In May, SkilledUp published findings about Web developer job satisfaction related to a market research survey of over 300 Web developers. Our friends at Creative Bloq published a sister piece about Web developer skills.
As part of our research, we spoke with two Web developers, Paul Boag and Jacob Gube, about challenges they faced every day. During our conversations, it sometimes felt like we were interviewing them for a job. With that in mind, we’ve put together this short list of nontechnical questions that hiring managers can ask coders.
(For technical interview questions to ask Web developer candidates, check out our lists for HTML, HTML5, CSS, Swift, JavaScript, Ruby, and Ruby on Rails.)
Ask: What are some of your best soft skills?
It’s difficult to nail down an all-encompassing definition of soft skills to satisfy everyone. Soft skills are generally thought of as being synonymous with people skills. Think of them as personal attributes that relate to an individual’s ability to interact with others.
When hiring developers, Paul Boag — who is not only a Web developer but also a digital user experience consultant, author, and speaker — looks for the following:
- Problem solvers: People who seek to solve problems with the minimum amount of effort. They don’t design overly complex solutions.

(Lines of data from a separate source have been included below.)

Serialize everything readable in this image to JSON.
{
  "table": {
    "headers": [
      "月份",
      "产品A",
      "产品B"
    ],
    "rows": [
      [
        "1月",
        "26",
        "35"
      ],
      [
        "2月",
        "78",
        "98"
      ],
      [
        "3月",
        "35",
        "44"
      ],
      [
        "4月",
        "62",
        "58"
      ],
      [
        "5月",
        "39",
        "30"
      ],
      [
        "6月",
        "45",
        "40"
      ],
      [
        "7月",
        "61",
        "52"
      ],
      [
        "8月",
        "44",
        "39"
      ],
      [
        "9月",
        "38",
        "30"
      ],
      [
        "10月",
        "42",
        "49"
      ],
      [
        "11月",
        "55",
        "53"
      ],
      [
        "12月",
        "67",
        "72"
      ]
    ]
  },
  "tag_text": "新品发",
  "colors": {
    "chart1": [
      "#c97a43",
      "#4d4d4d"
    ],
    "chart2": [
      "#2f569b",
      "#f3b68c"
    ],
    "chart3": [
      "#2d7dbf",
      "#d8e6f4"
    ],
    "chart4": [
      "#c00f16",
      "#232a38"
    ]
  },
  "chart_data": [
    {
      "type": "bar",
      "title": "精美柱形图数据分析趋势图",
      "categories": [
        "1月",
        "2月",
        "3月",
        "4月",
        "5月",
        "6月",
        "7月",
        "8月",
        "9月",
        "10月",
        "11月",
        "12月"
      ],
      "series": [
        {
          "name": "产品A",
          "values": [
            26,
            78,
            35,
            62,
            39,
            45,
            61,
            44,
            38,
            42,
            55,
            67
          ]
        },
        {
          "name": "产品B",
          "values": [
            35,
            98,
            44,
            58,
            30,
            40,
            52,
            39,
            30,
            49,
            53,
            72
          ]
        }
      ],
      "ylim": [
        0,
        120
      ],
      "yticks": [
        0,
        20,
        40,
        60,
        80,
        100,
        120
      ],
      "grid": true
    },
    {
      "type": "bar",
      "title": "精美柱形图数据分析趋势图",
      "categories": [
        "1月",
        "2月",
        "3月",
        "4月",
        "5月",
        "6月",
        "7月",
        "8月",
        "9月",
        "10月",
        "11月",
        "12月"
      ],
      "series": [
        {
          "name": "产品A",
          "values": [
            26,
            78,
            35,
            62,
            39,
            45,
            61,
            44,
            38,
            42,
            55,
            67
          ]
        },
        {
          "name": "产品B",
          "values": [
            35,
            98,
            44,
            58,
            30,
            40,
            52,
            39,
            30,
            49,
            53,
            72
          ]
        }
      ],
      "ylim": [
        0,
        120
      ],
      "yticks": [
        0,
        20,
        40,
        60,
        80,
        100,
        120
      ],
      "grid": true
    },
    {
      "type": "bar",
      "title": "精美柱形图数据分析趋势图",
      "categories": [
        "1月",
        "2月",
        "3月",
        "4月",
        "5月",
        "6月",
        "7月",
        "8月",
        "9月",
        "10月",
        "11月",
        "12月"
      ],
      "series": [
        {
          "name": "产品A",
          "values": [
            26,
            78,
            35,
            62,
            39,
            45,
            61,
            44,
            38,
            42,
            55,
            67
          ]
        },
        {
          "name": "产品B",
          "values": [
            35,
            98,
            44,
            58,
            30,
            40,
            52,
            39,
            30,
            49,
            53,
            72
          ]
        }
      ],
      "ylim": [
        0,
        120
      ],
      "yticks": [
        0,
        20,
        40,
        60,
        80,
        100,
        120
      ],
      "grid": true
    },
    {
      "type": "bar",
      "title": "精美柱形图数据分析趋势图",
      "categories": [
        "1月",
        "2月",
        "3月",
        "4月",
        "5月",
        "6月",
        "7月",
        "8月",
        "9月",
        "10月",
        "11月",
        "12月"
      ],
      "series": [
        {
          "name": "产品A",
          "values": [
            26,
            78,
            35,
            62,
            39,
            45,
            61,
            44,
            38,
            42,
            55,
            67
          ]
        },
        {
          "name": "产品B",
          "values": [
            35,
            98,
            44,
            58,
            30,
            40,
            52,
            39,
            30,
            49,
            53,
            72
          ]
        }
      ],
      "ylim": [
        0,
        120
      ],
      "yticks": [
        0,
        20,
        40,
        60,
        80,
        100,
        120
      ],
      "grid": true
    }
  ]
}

- Good communicators: A developer has to work closely with lots of different specialists who don’t necessarily understand what a developer does. It’s important that developers can clearly communicate their role and their perspective on a problem.
- Obsessional tinkerers: A developer should always be experimenting, learning, and trying new things.
When hiring developers, Jacob Gube, a front-end developer who writes articles and guides for Six Revisions, looks for the following:
- Willingness to learn: Web developers will continually find themselves outside their comfort zones. And when they finally become comfortable with their skills, the entire technology landscape changes, and they will have to learn new concepts, techniques, and best practices to adapt to the new environment. People who have a never-ending desire to improve themselves will do extremely well in this work.
- Passion: People who love what they do will be more dedicated, will take longer to tire of the day’s work, will go the extra mile to get the job done, and will have great pride in their work.
- Great communicators: The best developers have excellent interpersonal skills. They can convey their ideas and concepts in ways their clients can understand. They get along with people, they can motivate their colleagues to achieve better work (often without realizing it), and they’re just awesome people to have around in general.
For more perspective on what soft skills every developer should have, read Chris Meier’s article about nine soft skills:
- Communication
- Listening
- Adaptability
- Teamwork
- Attitude
- Work ethic
- Judgment
- Critical thinking
- Ego management
Ask: Who do you follow?
This isn’t a question solely about what Tweets your job candidate retweets, or what Facebook updates they like. This is about what programming blogs they can’t wait to read and what code repositories they keep track of.
“There’s a lot to be learned from those working on the cutting edge of Web development,” Boag said. “Many of the techniques they discuss are not immediately applicable on commercial sites. But they ensure you always keep your eyes on the horizon.”
Ask: What’s hard about coding?
In a way, this is a variation of the following standard, albeit clichéd, interview question: What are your weaknesses? Both questions dare the interviewee to talk about what holds him back and what he’s not good at.
Boag said it’s sometimes difficult for him to balance pragmatism with quality. “There are so many different ways of solving a problem,” he said, “and it can often be hard to tell what is the most appropriate solution in a given situation. Should you be spending time and effort producing high-quality code that is easy to maintain and offers outstanding performance? Or should you be taking a quick and dirty approach that gets the job done and keeps costs down?”
Ask: How do you balance client needs, which often need to be addressed quickly, with writing reliable, readable code?
The quicker a Web developer writes, the quicker updates can be released to clients. But this comes with a trade off: the risk of releasing untested, buggy code. Asking a Web developer about her decision-making about delivering what clients need “yesterday” will reveal a wealth of information about her. If she’s willing to go the extra mile to make clients happy, then great. But if this comes at the expense of undocumented code, improper naming conventions, and so forth, then that’s another story.
Boag said, “One of the biggest dangers of a Web developer is to get distracted by the latest fad or technique. You always need to consider long-term sustainability and the need to make your code as accessible to as many people as possible.”
Ask: Do you think Web developers need college degrees?
Of the Web developers we surveyed, 81% said they hired on skills, not education levels. Furthermore, 72% said that a computer science (CS) degree isn’t necessary to go into Web development.
Boag, a self-taught Web developer whose been programming since the 1990s, said a computer science degree is not necessary to succeed in Web development. “Most talented Web developers I know have no formal qualifications,” he said. “It’s about the quality of your work, ability to operate as part of the team, and working methodology that matters.”
Gube, who regularly takes Treehouse, Code School, and Codecademy courses to brush up on techniques or to learn something new, also said a computer science degree isn’t necessary. However, “it can definitely help, especially with fundamentals and advanced programming concepts,” he said.